Arcs

Un prix décerné pour les jeux Expert par des Experts

Arcs

Il est arrivé et dans la foulée on n’a pas pu éviter de se lancer dans sa lecture. Et là, étonnement… Alors que je m’attendais à sortir le dafalgan pour comprendre la complexité des règles et termes narratifs anglais, j’en suis resté bouche bée de simplicité et de petitesse du livre de règles. Tant et tellement que j’en venais à me demander si le jeu était complet avec la boite de base ou s’il fallait avoir l’extension (qui fait deux fois la taille de la boite de base !) pour que le jeu soit complet (et sans doute complexe). Règles en tête, jeu dépunché en 5 minutes (très peu de matériel), je pars pour y jouer au club, trouvant sans grand mal 3 autres volontaires pour m’accompagner.

Mise en place assez rapide, je décide d’intégrer directement le mode complet de base avec Leader & Lore qui ajoute une partie asymétrique avec deux cartes supplémentaires par joueur, leur donnant des pouvoirs et rôles spécifiques. C’est écrit en gras dans le livre de règle de ne pas faire sa première partie avec, mais on est assez Expert pour survivre à cela (en tout cas, j’ose le penser).

Les explications sont assez vite données, même si je me rends compte qu’il y a des sous-points de règle vite oubliés et dont on ne mesure pas de suite la portée à leur lecture ou même explication. Evidemment, le choix du Leader & Lore nous ralentit un peu, ne mesurant pas toujours si tel ou tel pouvoir sera plus ou moins utile. Mais cela nous permet de gagner une partie au vu de l’extension qui nous attend.

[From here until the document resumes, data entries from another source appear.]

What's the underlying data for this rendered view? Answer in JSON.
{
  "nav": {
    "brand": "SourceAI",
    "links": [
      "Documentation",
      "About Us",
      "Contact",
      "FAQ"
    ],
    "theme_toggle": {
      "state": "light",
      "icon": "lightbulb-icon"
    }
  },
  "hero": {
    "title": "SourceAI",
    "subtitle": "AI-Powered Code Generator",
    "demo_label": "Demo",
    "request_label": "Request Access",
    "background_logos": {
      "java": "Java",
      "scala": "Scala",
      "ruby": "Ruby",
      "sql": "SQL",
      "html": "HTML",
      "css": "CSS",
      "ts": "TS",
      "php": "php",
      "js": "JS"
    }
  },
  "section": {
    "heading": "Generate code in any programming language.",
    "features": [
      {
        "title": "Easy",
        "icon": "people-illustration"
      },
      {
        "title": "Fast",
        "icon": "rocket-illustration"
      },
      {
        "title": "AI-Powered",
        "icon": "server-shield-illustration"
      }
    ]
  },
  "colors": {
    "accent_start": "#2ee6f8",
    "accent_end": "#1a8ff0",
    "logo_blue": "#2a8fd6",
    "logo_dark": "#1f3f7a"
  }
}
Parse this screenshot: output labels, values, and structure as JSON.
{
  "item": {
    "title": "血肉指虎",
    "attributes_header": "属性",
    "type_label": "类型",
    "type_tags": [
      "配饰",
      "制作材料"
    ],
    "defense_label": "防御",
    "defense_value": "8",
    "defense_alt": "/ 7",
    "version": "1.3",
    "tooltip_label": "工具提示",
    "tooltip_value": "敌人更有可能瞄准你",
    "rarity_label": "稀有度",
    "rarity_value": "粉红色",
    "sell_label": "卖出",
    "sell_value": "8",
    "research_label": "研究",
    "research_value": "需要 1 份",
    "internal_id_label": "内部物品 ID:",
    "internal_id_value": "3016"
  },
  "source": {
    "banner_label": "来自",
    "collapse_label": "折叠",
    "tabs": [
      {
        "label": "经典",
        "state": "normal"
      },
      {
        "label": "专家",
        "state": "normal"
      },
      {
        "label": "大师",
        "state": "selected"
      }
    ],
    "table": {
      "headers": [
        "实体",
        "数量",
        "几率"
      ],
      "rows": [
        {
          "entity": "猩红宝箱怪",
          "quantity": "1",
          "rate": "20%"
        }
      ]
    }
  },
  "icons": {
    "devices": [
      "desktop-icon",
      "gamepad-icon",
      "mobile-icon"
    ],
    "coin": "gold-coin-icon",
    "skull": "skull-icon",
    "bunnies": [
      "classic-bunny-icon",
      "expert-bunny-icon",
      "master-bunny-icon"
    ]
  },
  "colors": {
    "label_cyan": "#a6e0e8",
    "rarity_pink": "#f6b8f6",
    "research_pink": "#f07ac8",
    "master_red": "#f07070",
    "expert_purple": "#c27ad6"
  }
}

Avec Arcs, on se trouve dans un jeu qui semble de contrôle de territoire, car nos vaisseaux + ville + spatioports sont répartis dans un univers circulaire et on a tous à cœur de défendre nos acquis. Je me demande si on est sur un Voidfall simplifié où on n’aura pas les moyens de s’en mettre plein la tête. Rapidement, je me rends compte qu’il n’en sera rien puisque nos espaces étant réduits, les frictions sont inévitables. Cela se fait à base de dé et la chance est donc offerte avec la boîte. Mais là où j’apprécie la proposition, c’est dans le fait que l’on peut choisir le niveau des dés que l’on jette, avec 3 niveaux de risques et de visées. Vous minimisez vos pertes et limitez vos chance de réussite, vous visez la destruction des vaisseaux ou le pillage des villes. Une question de choix et d’intérêt.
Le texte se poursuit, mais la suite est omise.